YUGA KURITA Mount Fuji SIGMA DP2 Quattro _P2Q0047 富士には月見草がよく似合う
Photo taken with SIGMA DP2 QUATTRO

Japanese literary giant in the Taisho/Showa era, Osamu Dazai wrote in his popular novel “Fugaku Hyakkei (One Hundred Views of Mount Fuji)”, “Tsukimisou (evening primroses/oenothera tetraptera) really look very well in the landscape of Mt Fuji.” Honestly speaking, I’ve never read any English translation of the novel, so I’m not sure if the exact same sentence actually appear in your book. Anyway, he said something like that. But, in fact, he didn’t see Fuji and evening primroses together with his eyes. When he was returning from Fujiyoshida to Misaka Touge, he witnessed people on the bus were very delighted to see magnificent Fujiyama through the windows.

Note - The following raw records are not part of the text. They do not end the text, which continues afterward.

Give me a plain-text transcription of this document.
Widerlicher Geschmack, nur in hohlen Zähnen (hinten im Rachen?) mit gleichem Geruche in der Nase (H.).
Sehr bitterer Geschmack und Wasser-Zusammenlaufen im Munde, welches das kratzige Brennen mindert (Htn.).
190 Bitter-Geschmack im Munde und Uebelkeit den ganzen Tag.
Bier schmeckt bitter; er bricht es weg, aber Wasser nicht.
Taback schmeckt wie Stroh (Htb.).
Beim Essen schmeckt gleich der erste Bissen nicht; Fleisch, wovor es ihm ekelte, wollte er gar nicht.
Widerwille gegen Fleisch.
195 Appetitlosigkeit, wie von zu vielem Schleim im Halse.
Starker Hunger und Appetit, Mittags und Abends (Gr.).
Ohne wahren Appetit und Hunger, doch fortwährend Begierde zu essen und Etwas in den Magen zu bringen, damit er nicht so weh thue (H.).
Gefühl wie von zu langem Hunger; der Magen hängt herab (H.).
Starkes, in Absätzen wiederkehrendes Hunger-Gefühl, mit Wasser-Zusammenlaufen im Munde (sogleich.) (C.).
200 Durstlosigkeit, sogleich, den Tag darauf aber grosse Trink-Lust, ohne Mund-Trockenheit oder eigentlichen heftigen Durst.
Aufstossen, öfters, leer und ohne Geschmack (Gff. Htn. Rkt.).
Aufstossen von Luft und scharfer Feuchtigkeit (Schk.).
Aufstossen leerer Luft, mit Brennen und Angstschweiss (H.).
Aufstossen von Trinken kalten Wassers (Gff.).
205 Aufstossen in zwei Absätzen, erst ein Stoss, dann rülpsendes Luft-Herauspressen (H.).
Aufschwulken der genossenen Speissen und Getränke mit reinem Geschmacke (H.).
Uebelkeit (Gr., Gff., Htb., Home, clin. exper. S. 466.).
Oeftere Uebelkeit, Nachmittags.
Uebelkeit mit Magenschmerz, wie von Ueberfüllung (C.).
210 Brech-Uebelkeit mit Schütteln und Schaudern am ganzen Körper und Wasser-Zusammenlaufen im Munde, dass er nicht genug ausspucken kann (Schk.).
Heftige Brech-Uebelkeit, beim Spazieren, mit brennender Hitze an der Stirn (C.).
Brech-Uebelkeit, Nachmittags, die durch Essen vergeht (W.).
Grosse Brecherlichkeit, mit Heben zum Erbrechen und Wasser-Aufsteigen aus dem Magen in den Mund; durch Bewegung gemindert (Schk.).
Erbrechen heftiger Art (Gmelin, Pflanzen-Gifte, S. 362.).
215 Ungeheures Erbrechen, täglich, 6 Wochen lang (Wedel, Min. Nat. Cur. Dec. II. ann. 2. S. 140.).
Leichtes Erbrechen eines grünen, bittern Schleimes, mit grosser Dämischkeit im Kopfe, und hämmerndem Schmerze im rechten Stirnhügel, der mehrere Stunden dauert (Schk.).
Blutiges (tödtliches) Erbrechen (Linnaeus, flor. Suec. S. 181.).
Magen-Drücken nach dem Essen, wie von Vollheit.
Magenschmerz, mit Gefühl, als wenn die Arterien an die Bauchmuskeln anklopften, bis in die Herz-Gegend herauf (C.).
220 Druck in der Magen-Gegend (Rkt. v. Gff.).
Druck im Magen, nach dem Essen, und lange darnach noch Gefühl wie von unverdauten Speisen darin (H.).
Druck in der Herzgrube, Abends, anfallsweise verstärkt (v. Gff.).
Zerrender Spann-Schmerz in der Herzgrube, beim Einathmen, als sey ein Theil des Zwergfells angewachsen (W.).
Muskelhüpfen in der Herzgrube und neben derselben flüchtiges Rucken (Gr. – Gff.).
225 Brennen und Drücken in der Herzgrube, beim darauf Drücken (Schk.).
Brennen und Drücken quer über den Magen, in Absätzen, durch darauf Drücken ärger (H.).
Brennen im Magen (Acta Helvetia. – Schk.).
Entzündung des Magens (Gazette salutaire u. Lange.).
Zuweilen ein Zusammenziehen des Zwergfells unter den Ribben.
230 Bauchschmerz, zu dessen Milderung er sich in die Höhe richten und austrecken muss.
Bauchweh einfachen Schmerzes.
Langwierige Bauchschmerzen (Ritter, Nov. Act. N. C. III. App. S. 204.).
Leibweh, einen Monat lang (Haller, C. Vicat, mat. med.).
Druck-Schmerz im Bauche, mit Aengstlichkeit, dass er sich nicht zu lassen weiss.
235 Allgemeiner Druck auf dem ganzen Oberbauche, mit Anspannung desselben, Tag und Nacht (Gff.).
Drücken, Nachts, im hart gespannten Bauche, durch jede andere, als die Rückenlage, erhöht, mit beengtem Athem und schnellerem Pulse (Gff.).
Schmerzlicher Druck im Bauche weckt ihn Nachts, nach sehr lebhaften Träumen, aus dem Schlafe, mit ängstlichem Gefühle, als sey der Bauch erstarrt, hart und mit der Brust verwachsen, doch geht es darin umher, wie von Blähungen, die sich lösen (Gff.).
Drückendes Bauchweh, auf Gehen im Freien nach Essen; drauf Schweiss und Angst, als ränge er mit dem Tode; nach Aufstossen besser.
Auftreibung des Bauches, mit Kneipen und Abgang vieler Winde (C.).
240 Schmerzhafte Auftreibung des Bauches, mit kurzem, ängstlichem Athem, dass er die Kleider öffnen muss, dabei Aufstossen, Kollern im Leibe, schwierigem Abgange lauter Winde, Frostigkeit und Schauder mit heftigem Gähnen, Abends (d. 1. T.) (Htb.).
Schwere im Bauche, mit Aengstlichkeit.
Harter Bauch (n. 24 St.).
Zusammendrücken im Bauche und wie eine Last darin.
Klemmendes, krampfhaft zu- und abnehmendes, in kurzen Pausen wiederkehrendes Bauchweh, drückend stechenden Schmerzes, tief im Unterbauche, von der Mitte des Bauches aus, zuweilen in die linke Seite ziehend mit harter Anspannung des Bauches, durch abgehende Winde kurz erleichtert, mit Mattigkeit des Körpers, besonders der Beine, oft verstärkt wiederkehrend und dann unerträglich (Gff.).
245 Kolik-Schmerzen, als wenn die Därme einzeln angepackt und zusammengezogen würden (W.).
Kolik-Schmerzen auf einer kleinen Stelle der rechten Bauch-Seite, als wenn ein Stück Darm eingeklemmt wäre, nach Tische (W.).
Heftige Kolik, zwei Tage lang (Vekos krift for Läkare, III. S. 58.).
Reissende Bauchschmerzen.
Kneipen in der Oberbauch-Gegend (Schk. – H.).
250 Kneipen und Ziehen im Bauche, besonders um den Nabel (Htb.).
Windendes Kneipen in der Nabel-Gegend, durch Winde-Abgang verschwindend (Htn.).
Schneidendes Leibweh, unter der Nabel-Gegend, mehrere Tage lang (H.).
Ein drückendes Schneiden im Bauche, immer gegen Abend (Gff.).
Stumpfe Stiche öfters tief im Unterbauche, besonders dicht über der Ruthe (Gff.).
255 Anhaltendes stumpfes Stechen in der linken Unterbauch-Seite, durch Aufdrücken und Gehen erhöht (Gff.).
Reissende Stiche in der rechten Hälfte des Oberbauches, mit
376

Then he found an old woman sitting on the other side of the bus gazing at the other side from Fujisan. Dazai sympathised with the old woman. He did the same and saw evening primroses blooming on the other side from Fuji, and then, said “Evening primroses really look very well in the landscape of Mt Fuji.” Meaning that, he never saw evening primroses together with Fuji in the same landscape.